Functional interaction between a prefrontal and a thalamic nucleus for the consolidation of spatial memories

Memory consolidation, the process by which memories become stronger over time, is still poorly understood. Much of what we know of this process involves mainly the hippocampus and the cortex. However, the thalamus, a region known to relay information to the cortex has started to become another important player in the memory consolidation process. In this project, we explored a cortico-thalamic circuit connecting the Laterodorsal Thalamus (LD) and the Retrosplenial Cortex (RSC), two areas of the brain that are believed to be involved in processing spatial information and that only recently have been proposed to play a role memory consolidation. Notably, both regions are part of the head direction cell system, meaning that neurons of these areas fire at specific orientations of the mouse head during exploration.

Then our overall objective was to study RSC to LD projections, a previously unexplored neural pathway for the recall of memory, and also to better describe the function of the Laterodorsal Thalamus and its contribution to spatial navigation and memory.

To achieve our objectives, we manipulated the activity of neurons connecting the RSC and the LD at the long-term recall of contextual fear memory. Briefly, we trained mice to associate a context with a negative experience, and then they are subjected to the same context without the negative stimulus 28 days later. During this period, we implanted optic fibers into their brains to manipulate the activity of their neurons with light, using a technique called “optogenetics”. We found that mice do retrieve this memory by assessing their “freezing” behavior, a well-established behavioral parameter associated to fear. Using a combination of free available and custom software we scored this behavior in an automatic and unbiased manner.
To study the kind of information the LD – RSC is processing, we also visualized and recorded the activity of neurons from both nuclei in mice performing contextual fear conditioning. We managed to extract data from hundreds of individual neurons and we implemented in-house analysis pipelines to find head direction cells. For this objective we also introduced a variation in the behavioral paradigm: we train mice in one context as mentioned above and assess the memory at recent (1 day after training) and remote (21 days) in the same context (A), but also in a different one (B). By doing this we found that, at recent recall, mice do freeze much more in context A, in which they were trained, and significantly less in the context B; Conversely, at a remote time point, mice do freeze to the same level in both contexts. This suggests there is a strong generalization effect over time. Furthermore, preliminary analysis show there is a portion of mice able to distinguish between contexts (“discriminators”), while other cannot (“generalizers”). The latter opens the opportunity to compare neuronal activity also between these two populations.
Preliminary results of these tasks as well as proofs of progress had been presented at internal seminars and scientific meetings. A more complete set of results is expected to be presented in a poster at Neuroscience Annual Meeting in November this year.

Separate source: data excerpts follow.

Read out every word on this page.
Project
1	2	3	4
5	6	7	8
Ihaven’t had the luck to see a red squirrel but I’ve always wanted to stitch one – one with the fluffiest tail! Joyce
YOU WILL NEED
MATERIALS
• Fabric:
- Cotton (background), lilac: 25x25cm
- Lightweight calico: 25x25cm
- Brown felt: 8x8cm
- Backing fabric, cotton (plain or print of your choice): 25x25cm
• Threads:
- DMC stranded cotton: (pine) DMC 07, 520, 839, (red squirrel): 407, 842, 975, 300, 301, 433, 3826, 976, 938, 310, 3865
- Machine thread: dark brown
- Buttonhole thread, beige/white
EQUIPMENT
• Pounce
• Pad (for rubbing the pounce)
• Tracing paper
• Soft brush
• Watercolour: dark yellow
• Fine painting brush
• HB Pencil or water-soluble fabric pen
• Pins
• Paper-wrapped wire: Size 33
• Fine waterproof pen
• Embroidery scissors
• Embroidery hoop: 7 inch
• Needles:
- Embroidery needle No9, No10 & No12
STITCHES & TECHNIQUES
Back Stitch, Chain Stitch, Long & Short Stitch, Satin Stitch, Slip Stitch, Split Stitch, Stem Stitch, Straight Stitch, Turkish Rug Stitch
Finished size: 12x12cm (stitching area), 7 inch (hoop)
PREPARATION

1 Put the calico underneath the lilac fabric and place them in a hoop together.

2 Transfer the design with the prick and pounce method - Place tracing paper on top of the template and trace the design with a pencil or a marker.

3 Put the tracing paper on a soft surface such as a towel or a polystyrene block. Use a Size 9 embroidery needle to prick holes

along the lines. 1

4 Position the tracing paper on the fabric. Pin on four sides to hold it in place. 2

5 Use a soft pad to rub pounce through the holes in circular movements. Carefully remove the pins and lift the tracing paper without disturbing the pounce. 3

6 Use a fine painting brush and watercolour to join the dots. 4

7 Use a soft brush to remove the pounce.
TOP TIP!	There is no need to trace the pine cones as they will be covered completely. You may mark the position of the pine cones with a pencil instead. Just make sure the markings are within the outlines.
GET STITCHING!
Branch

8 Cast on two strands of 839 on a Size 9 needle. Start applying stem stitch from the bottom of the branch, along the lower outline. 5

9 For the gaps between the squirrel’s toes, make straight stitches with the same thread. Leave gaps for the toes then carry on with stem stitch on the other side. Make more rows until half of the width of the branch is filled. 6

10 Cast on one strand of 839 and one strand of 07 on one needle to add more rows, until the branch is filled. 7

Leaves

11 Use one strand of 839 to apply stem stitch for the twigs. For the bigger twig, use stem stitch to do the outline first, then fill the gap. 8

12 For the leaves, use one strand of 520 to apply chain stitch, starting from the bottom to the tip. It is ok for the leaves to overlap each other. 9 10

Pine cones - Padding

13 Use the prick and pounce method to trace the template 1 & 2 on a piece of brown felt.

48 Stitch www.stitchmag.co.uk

The role of the thalamus in the context of high cognitive functions such as memory had just started to be explored. Past and recent publications have only tangentially discussed its potential role beyond being a relay nucleus to the cortex. In this context, the LD, has recently shown to be involved in memory consolidation. However, little is known about its function either as part of the head direction cell system or regarding its connections with the cortex.
To our knowledge, only a few articles had shown the presence of head direction cells in the Laterodorsal Thalamus of the rodent brain, describing just a few neurons per animal. We can now better characterize its neuronal activity at both, single cell and population level, since we visualized and recorded the activity of hundreds of cells from the LD of freely behaving mice subjected to training, consolidation and recall of contextual fear memory. Furthermore, the miniscope technique we used, allow us to track the activity of neurons over time. Our findings will have an impact in the memory and spatial navigation field, opening new ways in the study of basic mechanisms involved in pathologies like post-traumatic stress disorder and dementia.